Surface Coordination and Radical Binding Induce Efficient Decomposition of Chlorinated Organophosphate Flame Retardants during Catalytic Ozonation
Fan Zhang, Meng Jiao, Lihong Wang, Jun Ma, Tao Zhang
Abstract
Chlorinated organophosphate flame retardants (Cl-OPFRs) make up a class of highly refractory pollutants that have raised wide environmental concerns. Conventional AOPs, e.g., the benchmark O 3 /H 2 O 2 (peroxone), are not efficient in removing them from water/wastewater, because of their relatively low reaction rates with hydroxyl radical (•OH). We report here that Cl-OPFRs (i.e., TCEP, TCPP, and TDCPP) can be efficiently removed by catalytic ozonation with zinc oxide (O 3 /ZnO) through a novel reaction pathway.

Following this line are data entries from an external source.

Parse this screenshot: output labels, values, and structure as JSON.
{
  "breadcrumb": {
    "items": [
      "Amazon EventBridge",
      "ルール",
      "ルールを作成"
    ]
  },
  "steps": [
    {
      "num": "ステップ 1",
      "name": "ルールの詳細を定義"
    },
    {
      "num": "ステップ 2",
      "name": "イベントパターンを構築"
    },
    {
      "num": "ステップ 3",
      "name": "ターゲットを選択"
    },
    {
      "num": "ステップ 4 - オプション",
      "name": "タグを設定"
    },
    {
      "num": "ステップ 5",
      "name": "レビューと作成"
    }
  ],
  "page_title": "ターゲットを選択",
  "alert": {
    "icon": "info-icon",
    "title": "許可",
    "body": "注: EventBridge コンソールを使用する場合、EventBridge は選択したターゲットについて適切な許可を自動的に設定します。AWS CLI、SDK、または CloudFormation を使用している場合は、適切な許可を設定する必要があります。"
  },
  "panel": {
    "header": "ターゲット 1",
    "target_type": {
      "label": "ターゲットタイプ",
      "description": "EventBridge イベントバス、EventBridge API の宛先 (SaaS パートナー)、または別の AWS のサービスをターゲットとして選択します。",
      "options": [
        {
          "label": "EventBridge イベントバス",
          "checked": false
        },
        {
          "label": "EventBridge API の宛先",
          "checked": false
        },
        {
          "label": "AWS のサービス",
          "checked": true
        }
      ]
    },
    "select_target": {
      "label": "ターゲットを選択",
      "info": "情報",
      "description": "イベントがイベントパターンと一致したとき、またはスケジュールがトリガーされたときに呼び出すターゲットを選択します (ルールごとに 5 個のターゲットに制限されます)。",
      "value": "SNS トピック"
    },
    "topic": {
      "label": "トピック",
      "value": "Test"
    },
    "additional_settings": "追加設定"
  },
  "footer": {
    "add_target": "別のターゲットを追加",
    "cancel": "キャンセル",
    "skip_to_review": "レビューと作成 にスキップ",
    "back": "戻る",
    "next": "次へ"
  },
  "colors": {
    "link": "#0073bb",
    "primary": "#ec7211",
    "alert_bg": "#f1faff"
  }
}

Based on in situ characterization with confocal Raman spectrum and fluorescence microscopy imaging, we confirmed that the ozone–ZnO interaction resulted in the formation of surface-bound •OH, with yields 50% higher than those of the peroxone system. Using TCEP as a model Cl-OPFR and ATR-FTIR characterization, we recognized the coordination between the phosphoryl oxygen and the surface Zn(II) of ZnO. The surface coordination improved the reactivity of TCEP toward the surface-bound •OH, which was confirmed with a competitive reaction on ZnO. The O 3 /ZnO was most effective at neutral pH for TCEP removal and can achieve partial mineralization and detoxification of the compound. This work highlights the importance of surface reaction in removing the highly refractory Cl-OPFRs.